Children of divorce usually stay with the mother, so the question comes down to this: Why do fathers stick around for sons when they won't stick around for daughters? (Or alternatively, why do mothers stay married so their sons can have a father when they won't do the same for their daughters?) Do fathers prefer the company of sons? Do parents think a boy needs a male role model? Do they worry that boys cope less successfully with the emotional consequences of divorce? Or do they believe that an emotionally devastated daughter is somehow less of a tragedy than an emotionally devastated son?

Dahl and Moretti make the extremely helpful observation that all theories fall into one of two categories: Either sons improve the quality of married life (say by being more available for an evening game of catch) or sons exacerbate the pain of divorce (say by falling apart emotionally when the father leaves). Theories of the first sort suggest that a boy child is a blessing; theories of the second sort suggest that the same boy child is a curse—or at least has the potential to become a curse if the marriage starts to crumble.

So, before we decide which theory to believe, we should look for external evidence on the demand for sons versus the demand for daughters. Do most parents prefer boys or girls?

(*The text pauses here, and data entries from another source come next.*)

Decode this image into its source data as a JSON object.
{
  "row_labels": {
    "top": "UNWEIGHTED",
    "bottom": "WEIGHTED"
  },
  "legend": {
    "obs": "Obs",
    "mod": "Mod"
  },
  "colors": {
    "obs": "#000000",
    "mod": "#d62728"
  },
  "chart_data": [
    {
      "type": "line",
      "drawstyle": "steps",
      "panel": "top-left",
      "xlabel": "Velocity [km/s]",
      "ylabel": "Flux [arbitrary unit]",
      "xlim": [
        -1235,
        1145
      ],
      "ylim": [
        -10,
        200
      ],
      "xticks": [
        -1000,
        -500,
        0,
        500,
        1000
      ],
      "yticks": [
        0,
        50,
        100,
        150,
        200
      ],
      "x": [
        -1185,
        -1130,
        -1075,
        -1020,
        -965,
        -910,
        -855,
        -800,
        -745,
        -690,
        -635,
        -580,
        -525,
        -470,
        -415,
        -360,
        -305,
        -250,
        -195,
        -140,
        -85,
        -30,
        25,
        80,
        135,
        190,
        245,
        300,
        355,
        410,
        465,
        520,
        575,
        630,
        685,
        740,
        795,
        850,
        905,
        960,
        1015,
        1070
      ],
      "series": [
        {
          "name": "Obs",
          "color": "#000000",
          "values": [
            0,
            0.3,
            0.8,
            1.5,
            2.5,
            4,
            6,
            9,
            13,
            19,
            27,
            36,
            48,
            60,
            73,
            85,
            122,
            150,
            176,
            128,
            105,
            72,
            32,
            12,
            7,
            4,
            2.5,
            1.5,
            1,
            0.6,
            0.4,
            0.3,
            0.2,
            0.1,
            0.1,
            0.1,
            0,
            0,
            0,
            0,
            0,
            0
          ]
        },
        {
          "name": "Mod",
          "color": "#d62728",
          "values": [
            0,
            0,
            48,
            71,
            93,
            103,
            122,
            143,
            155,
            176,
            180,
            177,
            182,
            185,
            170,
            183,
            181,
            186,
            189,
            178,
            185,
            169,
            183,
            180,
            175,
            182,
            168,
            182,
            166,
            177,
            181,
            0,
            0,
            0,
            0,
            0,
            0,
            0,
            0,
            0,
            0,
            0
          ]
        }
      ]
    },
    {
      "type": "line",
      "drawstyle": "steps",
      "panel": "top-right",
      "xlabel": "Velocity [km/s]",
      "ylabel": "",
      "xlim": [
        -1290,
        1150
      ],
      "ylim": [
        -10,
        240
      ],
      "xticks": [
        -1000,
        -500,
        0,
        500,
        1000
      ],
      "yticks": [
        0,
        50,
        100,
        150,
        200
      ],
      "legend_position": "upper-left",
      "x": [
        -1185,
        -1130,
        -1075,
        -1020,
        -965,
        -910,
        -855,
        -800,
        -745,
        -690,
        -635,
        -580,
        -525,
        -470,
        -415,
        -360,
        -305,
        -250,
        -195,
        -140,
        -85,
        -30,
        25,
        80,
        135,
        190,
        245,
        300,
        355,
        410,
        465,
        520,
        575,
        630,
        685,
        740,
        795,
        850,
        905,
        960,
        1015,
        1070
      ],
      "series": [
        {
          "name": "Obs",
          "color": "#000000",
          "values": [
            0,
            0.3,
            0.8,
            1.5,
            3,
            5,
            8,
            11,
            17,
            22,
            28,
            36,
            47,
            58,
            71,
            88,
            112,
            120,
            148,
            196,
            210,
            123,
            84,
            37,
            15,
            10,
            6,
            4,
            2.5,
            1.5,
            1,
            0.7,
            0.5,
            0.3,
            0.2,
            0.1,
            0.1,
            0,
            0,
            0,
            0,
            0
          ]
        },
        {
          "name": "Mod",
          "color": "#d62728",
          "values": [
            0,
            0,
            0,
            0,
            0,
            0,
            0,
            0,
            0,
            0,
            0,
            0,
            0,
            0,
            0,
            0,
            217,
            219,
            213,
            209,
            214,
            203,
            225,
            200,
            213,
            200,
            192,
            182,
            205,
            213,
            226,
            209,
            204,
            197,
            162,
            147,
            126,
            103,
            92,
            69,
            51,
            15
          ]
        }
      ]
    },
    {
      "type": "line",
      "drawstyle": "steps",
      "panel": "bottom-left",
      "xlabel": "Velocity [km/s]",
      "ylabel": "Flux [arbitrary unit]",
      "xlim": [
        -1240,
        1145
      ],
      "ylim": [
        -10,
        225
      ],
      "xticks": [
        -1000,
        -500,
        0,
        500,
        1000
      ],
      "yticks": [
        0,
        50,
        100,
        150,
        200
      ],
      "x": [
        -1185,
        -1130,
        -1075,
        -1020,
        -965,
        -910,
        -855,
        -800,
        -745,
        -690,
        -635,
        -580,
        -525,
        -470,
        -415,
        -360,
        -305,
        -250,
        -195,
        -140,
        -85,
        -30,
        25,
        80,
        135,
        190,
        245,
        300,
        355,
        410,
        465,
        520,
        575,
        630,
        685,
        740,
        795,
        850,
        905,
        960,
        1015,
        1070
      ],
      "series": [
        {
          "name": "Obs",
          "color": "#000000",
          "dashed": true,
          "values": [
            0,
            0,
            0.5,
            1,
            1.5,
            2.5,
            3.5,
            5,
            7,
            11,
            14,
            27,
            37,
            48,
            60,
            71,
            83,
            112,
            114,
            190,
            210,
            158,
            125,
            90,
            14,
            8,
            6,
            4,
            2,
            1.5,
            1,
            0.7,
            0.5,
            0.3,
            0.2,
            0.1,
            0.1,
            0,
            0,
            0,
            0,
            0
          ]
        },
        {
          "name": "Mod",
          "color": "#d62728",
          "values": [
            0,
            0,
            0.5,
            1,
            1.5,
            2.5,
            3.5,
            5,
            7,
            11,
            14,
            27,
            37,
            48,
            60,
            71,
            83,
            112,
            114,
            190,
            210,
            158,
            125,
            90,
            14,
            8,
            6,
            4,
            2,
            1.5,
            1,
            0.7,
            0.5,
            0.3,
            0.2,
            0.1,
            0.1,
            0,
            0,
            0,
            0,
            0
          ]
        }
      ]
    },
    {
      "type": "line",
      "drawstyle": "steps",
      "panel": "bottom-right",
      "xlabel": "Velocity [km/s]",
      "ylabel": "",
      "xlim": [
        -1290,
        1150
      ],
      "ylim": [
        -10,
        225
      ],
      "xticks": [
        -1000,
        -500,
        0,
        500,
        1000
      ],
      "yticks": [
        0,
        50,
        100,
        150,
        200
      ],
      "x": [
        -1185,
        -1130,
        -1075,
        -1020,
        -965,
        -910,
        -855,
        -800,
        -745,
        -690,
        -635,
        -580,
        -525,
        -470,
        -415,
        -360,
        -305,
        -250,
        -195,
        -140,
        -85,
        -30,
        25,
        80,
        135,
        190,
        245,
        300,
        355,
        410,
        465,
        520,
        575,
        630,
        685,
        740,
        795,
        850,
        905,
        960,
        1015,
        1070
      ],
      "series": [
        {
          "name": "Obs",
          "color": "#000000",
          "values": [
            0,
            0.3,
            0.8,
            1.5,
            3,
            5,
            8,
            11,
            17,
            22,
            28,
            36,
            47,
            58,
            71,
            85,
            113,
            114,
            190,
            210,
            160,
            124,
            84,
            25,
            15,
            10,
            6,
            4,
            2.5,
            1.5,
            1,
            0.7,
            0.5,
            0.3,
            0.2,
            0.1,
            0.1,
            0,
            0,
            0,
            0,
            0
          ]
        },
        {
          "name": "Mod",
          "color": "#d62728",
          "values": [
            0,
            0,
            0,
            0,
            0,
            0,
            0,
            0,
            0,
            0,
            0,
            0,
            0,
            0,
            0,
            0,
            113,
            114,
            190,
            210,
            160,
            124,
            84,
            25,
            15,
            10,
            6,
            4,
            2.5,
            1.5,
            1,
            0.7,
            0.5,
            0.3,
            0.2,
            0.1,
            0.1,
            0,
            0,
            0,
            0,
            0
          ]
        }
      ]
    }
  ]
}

Of course we all know the answer in China, with its ongoing history of female infanticide. But what about the United States? Dahl and Moretti offer several reasons to believe that American parents also have a strong preference—though not as strong as the Chinese preference—for boys over girls.

Here's some of their evidence: First, divorced women with girls are substantially less likely to remarry than divorced women with boys, suggesting that daughters are a liability in the market for a husband. Not only do daughters lower the probability of remarriage; they also lower the probability that a second marriage, if it does occur, will succeed.

Next, parents of girls are quite a bit more likely to try for another child than parents of boys, which suggests that there are more parents hoping for sons than for daughters.

Once again, the effect is strong in the United States but even stronger elsewhere. In the United States, Colombia, or Kenya, a couple with three girls is about 4 percent more likely to try for another child than a couple with three boys; in Mexico it's closer to 9 percent, and in Vietnam it's 18 percent. In China, before the one-child policy was imposed in 1982, the number was an astounding 90 percent!